After the prayer, Mr. Morrison read the psalm. It was Rouse’s version:–
“I joy’d when to the house of God,
Go up, they said to me.
Jerusalem, within thy gates
Our feet shall standing be.
Jerus’lem as a city is
Compactly built together.
Unto that place the tribes go up,
The tribes of God go thither.”
The minister read it all and “lined out” the first couplet. Then the precentor, a tall, thin man, whose thinness was enveloped but not alleviated by an alpaca coat, struck his tuning-fork more openly and launched into the highly rarefied atmosphere of “China,” being quite alone in his vocal flight until the congregation joined him in the more accessible regions of the second line.
Marg’et Ann shared her psalm-book with Laban, who sat beside her. He had hurt his thumb shelling seed corn, and his mother had made him a clean thumb-stall for Sabbath. It was with this shrouded member that he held the edge of the psalm-book awkwardly. Laban’s voice was in that uncertain stage in which its vagaries astonished no one so much as its owner, but he joined in the singing. “Let all the people praise Thee” was a command not to be lightly set aside for worldly considerations of harmony and fitness, and so Laban sang, his callow and ill-adjusted soul divided between fears that the people would hear him and that the Lord would not.
Marg’et Ann listened for Lloyd Archer’s deep bass voice in the Amen corner.
She wished his feet were standing within the gates of Jerusalem, as he so resonantly announced that they would be. But whatever irreverence there might be in poor Laban refusing to sing what he did not dream of doubting, there was no impiety to these devout souls in Lloyd Archer’s joining with them in the vocal proclamation of things concerning which he had very serious doubts.
Not that Jerusalem, either new or old, was one of these things; the young man himself was not conscious of any heresy there; he believed in Jerusalem, in the church militant upon earth and triumphant in heaven, and in many deeper and more devious theological doctrines as well. Indeed, his heterodoxy was of so mild a type that, viewed by the incandescent light of to-day, which is not half a century later, it shines with the clear blue radiance of flawless Calvinism.
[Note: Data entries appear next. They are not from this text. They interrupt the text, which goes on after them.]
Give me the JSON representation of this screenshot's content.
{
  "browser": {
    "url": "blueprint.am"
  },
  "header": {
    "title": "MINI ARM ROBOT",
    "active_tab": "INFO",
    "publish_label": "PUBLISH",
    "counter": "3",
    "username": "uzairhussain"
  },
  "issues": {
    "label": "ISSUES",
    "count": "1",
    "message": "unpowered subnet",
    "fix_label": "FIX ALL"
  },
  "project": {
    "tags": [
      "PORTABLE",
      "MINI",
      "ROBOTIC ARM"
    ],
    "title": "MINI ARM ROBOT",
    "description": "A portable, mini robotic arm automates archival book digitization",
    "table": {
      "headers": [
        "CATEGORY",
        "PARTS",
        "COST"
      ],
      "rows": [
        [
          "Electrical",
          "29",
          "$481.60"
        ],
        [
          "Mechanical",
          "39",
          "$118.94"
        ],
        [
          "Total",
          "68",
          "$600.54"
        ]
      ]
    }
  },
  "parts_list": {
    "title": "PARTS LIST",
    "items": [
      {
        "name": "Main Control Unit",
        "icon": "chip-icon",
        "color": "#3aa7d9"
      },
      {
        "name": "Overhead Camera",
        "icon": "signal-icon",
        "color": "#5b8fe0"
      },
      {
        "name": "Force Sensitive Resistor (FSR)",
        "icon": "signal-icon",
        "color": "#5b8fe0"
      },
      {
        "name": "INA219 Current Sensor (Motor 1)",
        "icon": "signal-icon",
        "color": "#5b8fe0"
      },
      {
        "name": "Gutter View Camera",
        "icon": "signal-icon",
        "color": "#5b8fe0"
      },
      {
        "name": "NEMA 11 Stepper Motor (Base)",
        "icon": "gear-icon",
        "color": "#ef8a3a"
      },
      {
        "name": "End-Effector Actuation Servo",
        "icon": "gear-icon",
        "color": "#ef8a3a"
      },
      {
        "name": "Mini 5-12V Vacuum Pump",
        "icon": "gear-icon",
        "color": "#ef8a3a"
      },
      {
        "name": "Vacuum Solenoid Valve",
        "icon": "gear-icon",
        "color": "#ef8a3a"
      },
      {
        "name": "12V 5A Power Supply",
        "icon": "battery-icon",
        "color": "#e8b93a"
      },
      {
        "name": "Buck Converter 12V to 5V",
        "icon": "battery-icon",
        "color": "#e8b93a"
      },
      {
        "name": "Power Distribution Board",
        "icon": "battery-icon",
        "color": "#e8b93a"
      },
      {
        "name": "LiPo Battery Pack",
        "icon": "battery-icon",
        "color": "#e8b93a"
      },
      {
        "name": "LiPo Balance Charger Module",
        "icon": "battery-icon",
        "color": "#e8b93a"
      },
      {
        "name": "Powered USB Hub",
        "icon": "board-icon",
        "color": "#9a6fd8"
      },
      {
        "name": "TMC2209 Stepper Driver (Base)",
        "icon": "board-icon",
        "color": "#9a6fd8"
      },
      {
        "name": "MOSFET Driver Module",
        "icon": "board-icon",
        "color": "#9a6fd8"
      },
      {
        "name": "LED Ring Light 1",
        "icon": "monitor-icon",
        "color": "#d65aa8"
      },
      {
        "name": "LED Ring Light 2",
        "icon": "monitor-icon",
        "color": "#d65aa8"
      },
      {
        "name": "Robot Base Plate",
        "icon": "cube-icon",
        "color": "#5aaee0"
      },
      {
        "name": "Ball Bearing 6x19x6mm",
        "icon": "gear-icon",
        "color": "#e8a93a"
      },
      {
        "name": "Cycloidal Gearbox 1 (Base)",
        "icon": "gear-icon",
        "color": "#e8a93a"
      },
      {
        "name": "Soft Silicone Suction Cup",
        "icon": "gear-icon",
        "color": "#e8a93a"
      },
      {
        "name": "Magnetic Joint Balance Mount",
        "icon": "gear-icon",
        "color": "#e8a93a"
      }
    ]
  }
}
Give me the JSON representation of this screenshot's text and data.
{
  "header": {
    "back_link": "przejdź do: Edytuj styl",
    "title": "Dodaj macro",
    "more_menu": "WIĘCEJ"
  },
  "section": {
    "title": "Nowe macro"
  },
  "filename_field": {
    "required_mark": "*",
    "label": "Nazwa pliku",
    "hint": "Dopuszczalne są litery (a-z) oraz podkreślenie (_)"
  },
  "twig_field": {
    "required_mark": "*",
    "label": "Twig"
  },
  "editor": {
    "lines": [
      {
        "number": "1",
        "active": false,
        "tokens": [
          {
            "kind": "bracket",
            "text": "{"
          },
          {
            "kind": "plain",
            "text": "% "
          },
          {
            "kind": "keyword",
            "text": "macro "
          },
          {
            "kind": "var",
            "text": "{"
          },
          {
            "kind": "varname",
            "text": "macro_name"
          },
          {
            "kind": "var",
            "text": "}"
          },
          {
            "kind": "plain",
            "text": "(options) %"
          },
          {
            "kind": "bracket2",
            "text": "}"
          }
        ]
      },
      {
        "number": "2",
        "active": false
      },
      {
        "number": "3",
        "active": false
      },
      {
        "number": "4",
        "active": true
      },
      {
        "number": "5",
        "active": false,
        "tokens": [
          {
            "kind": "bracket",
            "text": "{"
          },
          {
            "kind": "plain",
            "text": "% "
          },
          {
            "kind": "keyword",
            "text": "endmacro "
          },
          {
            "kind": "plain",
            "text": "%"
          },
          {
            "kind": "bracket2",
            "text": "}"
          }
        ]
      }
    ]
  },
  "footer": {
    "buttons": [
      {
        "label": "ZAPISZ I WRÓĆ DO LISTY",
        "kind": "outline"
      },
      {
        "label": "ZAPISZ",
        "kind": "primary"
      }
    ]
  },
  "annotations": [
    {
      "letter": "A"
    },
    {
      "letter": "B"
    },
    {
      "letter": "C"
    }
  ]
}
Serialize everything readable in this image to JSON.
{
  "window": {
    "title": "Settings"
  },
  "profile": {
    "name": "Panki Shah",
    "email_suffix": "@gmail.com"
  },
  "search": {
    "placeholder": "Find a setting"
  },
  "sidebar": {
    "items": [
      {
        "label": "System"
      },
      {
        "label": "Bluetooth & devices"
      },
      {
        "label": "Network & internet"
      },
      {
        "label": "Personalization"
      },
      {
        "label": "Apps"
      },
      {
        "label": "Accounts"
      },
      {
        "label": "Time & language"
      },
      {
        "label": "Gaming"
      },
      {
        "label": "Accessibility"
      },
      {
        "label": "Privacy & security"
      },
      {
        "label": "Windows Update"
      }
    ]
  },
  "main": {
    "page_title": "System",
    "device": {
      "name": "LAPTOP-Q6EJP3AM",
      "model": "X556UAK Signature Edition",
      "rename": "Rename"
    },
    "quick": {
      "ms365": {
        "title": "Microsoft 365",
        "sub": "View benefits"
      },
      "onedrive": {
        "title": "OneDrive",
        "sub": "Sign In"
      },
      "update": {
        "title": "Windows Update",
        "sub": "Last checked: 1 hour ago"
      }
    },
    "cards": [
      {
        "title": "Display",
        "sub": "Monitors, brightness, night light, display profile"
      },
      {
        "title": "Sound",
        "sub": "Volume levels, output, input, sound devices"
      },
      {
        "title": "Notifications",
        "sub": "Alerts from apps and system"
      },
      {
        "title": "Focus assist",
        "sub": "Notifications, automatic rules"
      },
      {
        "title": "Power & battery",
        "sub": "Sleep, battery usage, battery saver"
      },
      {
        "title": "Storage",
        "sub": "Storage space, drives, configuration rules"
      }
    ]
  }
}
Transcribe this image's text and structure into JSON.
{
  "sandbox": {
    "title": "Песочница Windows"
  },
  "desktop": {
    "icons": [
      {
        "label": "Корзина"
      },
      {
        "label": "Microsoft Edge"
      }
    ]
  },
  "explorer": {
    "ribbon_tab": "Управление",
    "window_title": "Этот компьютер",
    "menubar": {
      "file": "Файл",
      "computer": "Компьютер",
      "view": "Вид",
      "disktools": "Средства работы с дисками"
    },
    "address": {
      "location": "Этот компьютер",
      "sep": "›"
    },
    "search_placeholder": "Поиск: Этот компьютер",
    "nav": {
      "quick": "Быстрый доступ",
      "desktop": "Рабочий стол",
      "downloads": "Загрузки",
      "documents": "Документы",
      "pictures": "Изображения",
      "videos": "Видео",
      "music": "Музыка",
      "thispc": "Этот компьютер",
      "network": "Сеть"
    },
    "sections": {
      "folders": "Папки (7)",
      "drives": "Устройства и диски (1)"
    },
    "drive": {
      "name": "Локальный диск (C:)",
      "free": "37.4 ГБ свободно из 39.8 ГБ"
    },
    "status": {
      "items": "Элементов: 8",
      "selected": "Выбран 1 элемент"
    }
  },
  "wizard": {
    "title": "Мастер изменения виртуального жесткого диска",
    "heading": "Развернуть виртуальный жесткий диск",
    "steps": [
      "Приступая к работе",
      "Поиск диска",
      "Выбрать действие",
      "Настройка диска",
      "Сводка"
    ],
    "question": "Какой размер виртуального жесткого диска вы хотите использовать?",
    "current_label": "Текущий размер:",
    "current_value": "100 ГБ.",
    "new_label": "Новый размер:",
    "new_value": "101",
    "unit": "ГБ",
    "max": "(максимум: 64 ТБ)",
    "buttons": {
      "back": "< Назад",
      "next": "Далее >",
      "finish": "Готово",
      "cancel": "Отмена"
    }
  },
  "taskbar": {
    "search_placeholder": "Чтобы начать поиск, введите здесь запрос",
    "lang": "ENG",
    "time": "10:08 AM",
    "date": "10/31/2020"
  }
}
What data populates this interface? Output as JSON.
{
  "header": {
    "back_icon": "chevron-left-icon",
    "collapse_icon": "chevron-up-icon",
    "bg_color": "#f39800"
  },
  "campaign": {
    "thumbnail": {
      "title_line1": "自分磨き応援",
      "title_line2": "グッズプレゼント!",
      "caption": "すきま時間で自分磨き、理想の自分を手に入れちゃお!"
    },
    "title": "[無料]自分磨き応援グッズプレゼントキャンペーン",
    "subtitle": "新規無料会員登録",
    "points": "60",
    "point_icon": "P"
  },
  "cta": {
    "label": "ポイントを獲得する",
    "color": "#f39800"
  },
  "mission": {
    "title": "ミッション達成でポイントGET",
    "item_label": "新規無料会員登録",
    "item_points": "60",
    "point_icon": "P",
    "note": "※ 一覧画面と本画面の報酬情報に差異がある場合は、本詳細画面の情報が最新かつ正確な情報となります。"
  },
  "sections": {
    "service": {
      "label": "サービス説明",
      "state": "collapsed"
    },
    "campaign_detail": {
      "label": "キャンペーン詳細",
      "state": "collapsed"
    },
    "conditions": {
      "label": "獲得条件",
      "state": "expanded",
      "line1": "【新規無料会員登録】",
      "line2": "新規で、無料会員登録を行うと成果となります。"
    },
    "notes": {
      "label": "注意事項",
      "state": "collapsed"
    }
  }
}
If the tedious “lining out,” traditionally sacred, was quite unreasonable and superfluous, commemorating nothing but the days of hunted Covenanters and few psalm-books and fewer still who were able to read them, perhaps the remembrance of these things was as conducive to thankfulness of heart as David’s recital of the travails and triumphs of ancient Israel. Certain it is that profound gratitude to God and devotion to duty characterized the lives of most of these men and women who sang the praises of their Maker in this halting and unmusical fashion.